Mullen’s guidance has been clear: No more bells and whistles that add costs and delay construction schedules. In exchange for stability, he will expect shipbuilders to trim their prices.

McCullough says there is a cultural tendency among Navy planners to change the requirements to keep pace with geopolitical changes and “threat analysis.”

It takes five years or longer to build a ship, he adds. “As you move forward, the analysis of threats changes, and we always want the latest and greatest things.”

That thinking must evolve, if the Navy is to ever reach a 313-ship fleet, which is expected to include 11 aircraft carriers, 88 surface combatants, 55 littoral combat ships, 48 attack submarines, four cruise missile submarines, 14 ballistic missile submarines, 31 expeditionary warfare ships, 30 logistics vessels, 12 maritime pre-positioning cargo ships and 20 support vessels.

The annual shipbuilding budget would grow from $8.6 billion in 2007 to $13.5 billion annually after that, and would soar to $17 billion by 2011.

The size of the Navy has been a source of contentious debate and angry rhetoric on Capitol Hill. Former chief of naval operations Adm. Vernon Clark, who retired last year, initially had endorsed a 375-ship goal, but quickly backed off that proposal once it became clear that the Defense Department would not support it. Clark then unveiled a shipbuilding plan that offered options ranging from a 260-ship to a 325-ship Navy.

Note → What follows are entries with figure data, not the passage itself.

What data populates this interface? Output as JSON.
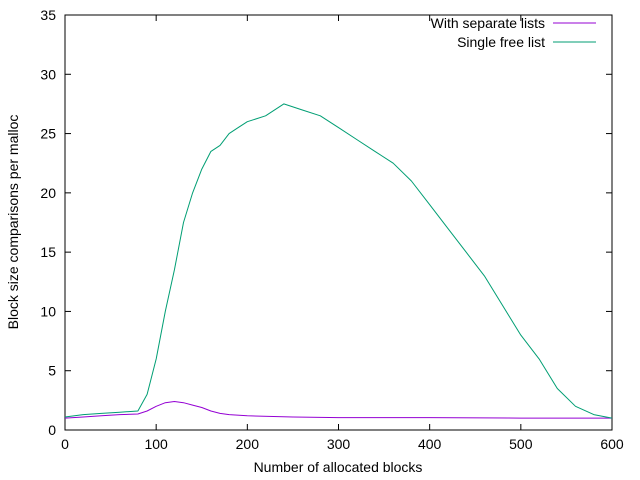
{
  "chart_data": {
    "type": "line",
    "title": "",
    "xlabel": "Number of allocated blocks",
    "ylabel": "Block size comparisons per malloc",
    "xlim": [
      0,
      600
    ],
    "ylim": [
      0,
      35
    ],
    "xticks": [
      0,
      100,
      200,
      300,
      400,
      500,
      600
    ],
    "yticks": [
      0,
      5,
      10,
      15,
      20,
      25,
      30,
      35
    ],
    "grid": false,
    "legend": "top-right",
    "series": [
      {
        "name": "With separate lists",
        "color": "#9400d3",
        "points": [
          [
            0,
            1.0
          ],
          [
            20,
            1.1
          ],
          [
            40,
            1.2
          ],
          [
            60,
            1.3
          ],
          [
            80,
            1.35
          ],
          [
            90,
            1.6
          ],
          [
            100,
            2.0
          ],
          [
            110,
            2.3
          ],
          [
            120,
            2.4
          ],
          [
            130,
            2.3
          ],
          [
            140,
            2.1
          ],
          [
            150,
            1.9
          ],
          [
            160,
            1.6
          ],
          [
            170,
            1.4
          ],
          [
            180,
            1.3
          ],
          [
            200,
            1.2
          ],
          [
            250,
            1.1
          ],
          [
            300,
            1.05
          ],
          [
            400,
            1.05
          ],
          [
            500,
            1.0
          ],
          [
            600,
            1.0
          ]
        ]
      },
      {
        "name": "Single free list",
        "color": "#009e73",
        "points": [
          [
            0,
            1.1
          ],
          [
            20,
            1.3
          ],
          [
            40,
            1.4
          ],
          [
            60,
            1.5
          ],
          [
            80,
            1.6
          ],
          [
            90,
            3.0
          ],
          [
            100,
            6.0
          ],
          [
            110,
            10.0
          ],
          [
            120,
            13.5
          ],
          [
            130,
            17.5
          ],
          [
            140,
            20.0
          ],
          [
            150,
            22.0
          ],
          [
            160,
            23.5
          ],
          [
            170,
            24.0
          ],
          [
            180,
            25.0
          ],
          [
            190,
            25.5
          ],
          [
            200,
            26.0
          ],
          [
            220,
            26.5
          ],
          [
            240,
            27.5
          ],
          [
            260,
            27.0
          ],
          [
            280,
            26.5
          ],
          [
            300,
            25.5
          ],
          [
            320,
            24.5
          ],
          [
            340,
            23.5
          ],
          [
            360,
            22.5
          ],
          [
            380,
            21.0
          ],
          [
            400,
            19.0
          ],
          [
            420,
            17.0
          ],
          [
            440,
            15.0
          ],
          [
            460,
            13.0
          ],
          [
            480,
            10.5
          ],
          [
            500,
            8.0
          ],
          [
            520,
            6.0
          ],
          [
            540,
            3.5
          ],
          [
            560,
            2.0
          ],
          [
            580,
            1.3
          ],
          [
            600,
            1.0
          ]
        ]
      }
    ]
  }
}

At that point, Mullen says, the Navy was headed for a drastically smaller fleet that would not have been sufficient to do its job. “We were on a glide-slope for a much smaller navy, even though we said 260.”

Mullen says that if the Navy and Congress commit to the 313-vessel plan, the shipyards will no longer be able to blame the Navy for cost overruns attributed to changes in the ship requirements and construction delays.

McCullough says planners will have to define the characteristics and capabilities of a ship by taking into account both future threats and the current needs of the fleet. The Defense Department, in its 2006 quadrennial review of military strategy, directs the services to take more cues from regional combatant commanders as they design new weapon systems.

That will be a tough job, says McCullough. Combatant commanders, he says, have a clear vision of the current fight, but do not have the resources to do the analysis looking 20 years into the future, as the CNO staff does. “We have the capability to get that analysis for the out-years and couple that with the Fleet Forces Command input to build a program,” says McCullough. With the new mandate in the QDR, “the process will change, but to what degree, I’m not sure.”